Теперь Юйэ позволил себе думать. В его голове оглушительно отдавалось беззвучное тиканье часов. Он уже видел еле заметные знаки, выдававшие барона. Да, Уанна была мертва – и эти негодяи ничего не могли уже ей сделать. И это хорошо – иначе у них по-прежнему была бы узда для него. Поведение же барона указывало на то, что эта узда исчезла…
– Вы полагаете, я должен это помнить?
– Вы обещали освободить от страданий мою Уанну.
Барон покивал:
– Ах да. В самом деле. Теперь я вспомнил. Действительно, я обещал это. Собственно, именно так и удалось нам обойти имперское кондиционирование. Помнится, вы не могли вынести вида этой вашей бене-гессеритской ведьмы, корчащейся в болеусилителях Питера. Н-ну что же – барон Владимир Харконнен всегда держит свое слово. Я обещал, что избавлю ее от мучений и позволю тебе соединиться с ней. Да будет так! – Он махнул Питеру.
Синие глаза Питера остекленели. Его движение было совсем кошачьим – внезапным и плавным. Когтем сверкнул нож, вонзаясь в спину Юйэ.
Старик замер, вытянулся, не отрывая взгляда от лица барона.
– Вот ты и присоединишься к ней! – крикнул барон.
Юйэ стоял пошатываясь. Губы его шевельнулись; он говорил очень четко и словно бы нараспев:
– Ты… думал… ты… по… бе… дил… меня… Ты… ду… мал, я… не… знал, что… я… купил… для… своей… Уанны.
Он упал. Не склонился, не обмяк, не осел. Упал, как падает срубленное дерево.
– Так присоединись к ней! – повторил барон. Но эти слова прозвучали как слабое эхо.
Слова и поведение Юйэ наполнили его дурными предчувствиями. Он резко переключил свое внимание на Питера, который как раз вытирал лезвие ножа куском ткани. Синие глаза светились удовлетворением.
«Вот, значит, как он убивает, когда делает это своими руками, – подумал барон. – Полезно знать такие вещи».
– Итак, он все-таки выдал нам герцога? – спросил барон.
– Да, милорд, разумеется, – ответил Питер.
– Ну так приведите его сюда!
Питер бросил взгляд на капитана гвардейцев – тот бросился выполнять приказ.
Барон опустил взгляд на тело Юйэ. Тело упало так, что казалось, оно не из костей и плоти, а из дуба.
– Никогда не верил предателям, – проговорил барон. – Даже и таким, которые превращены в предателей мной самим.
Он посмотрел в ночь за иллюминатором.
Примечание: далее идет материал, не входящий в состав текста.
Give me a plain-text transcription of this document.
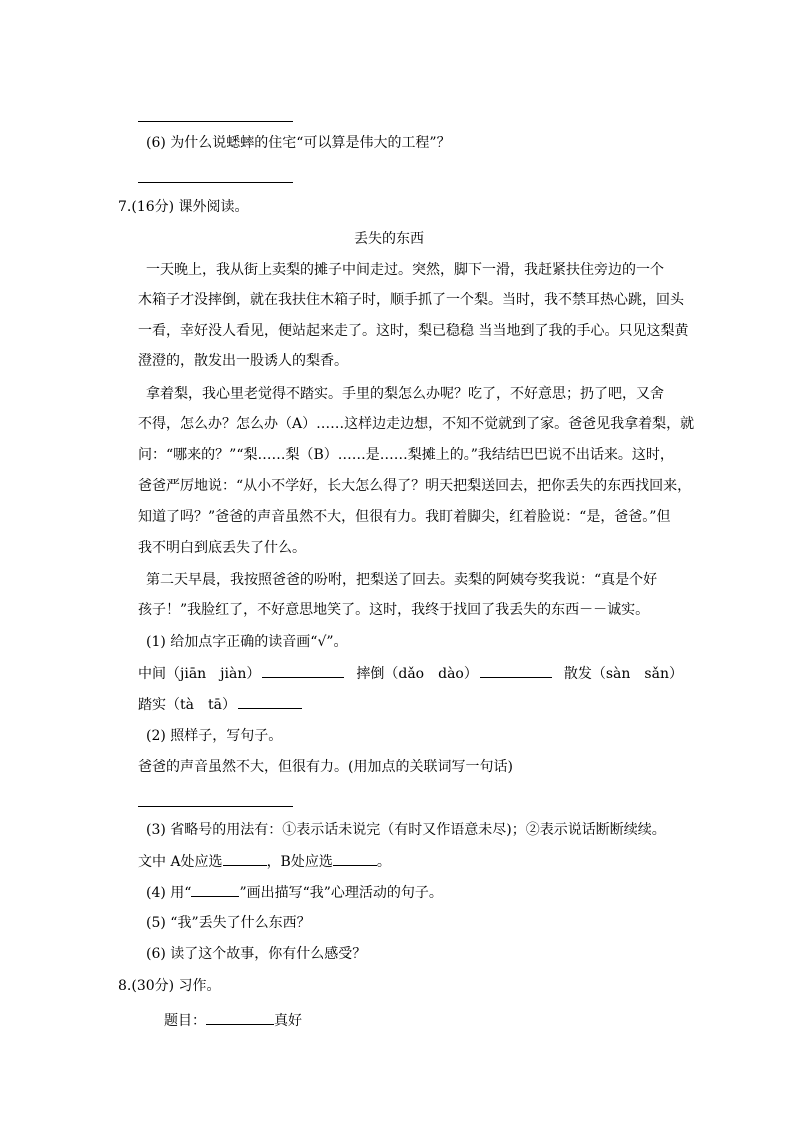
(6) 为什么说蟋蟀的住宅“可以算是伟大的工程”？
7.(16分) 课外阅读。
丢失的东西
一天晚上，我从街上卖梨的摊子中间走过。突然，脚下一滑，我赶紧扶住旁边的一个
木箱子才没摔倒，就在我扶住木箱子时，顺手抓了一个梨。当时，我不禁耳热心跳，回头
一看，幸好没人看见，便站起来走了。这时，梨已稳稳 当当地到了我的手心。只见这梨黄
澄澄的，散发出一股诱人的梨香。
拿着梨，我心里老觉得不踏实。手里的梨怎么办呢？吃了，不好意思；扔了吧，又舍
不得，怎么办？怎么办（A）……这样边走边想，不知不觉就到了家。爸爸见我拿着梨，就
问：“哪来的？”“梨……梨（B）……是……梨摊上的。”我结结巴巴说不出话来。这时，
爸爸严厉地说：“从小不学好，长大怎么得了？明天把梨送回去，把你丢失的东西找回来，
知道了吗？”爸爸的声音虽然不大，但很有力。我盯着脚尖，红着脸说：“是，爸爸。”但
我不明白到底丢失了什么。
第二天早晨，我按照爸爸的吩咐，把梨送了回去。卖梨的阿姨夸奖我说：“真是个好
孩子！”我脸红了，不好意思地笑了。这时，我终于找回了我丢失的东西－－诚实。
(1) 给加点字正确的读音画“√”。
中间（jiān　jiàn）	摔倒（dǎo　dào）	散发（sàn　sǎn）
踏实（tà　tā）
(2) 照样子，写句子。
爸爸的声音虽然不大，但很有力。(用加点的关联词写一句话)
(3) 省略号的用法有：①表示话未说完（有时又作语意未尽)；②表示说话断断续续。
文中 A处应选	，B处应选	。
(4) 用“	”画出描写“我”心理活动的句子。
(5) “我”丢失了什么东西？
(6) 读了这个故事，你有什么感受？
8.(30分) 习作。
题目：	真好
Вся эта черная тишина снаружи принадлежала теперь ему, и он это знал. Артиллерия у Барьерной Стены уже замолчала: ставшие ловушками норы были завалены, пойманные звери обречены. Неожиданно барона поразила мысль, что он не может представить ничего прекраснее этой абсолютной черной пустоты. Если только не считать белого на черном. Серебристо-белого на черном. Молочно-белого, как изысканный фарфор.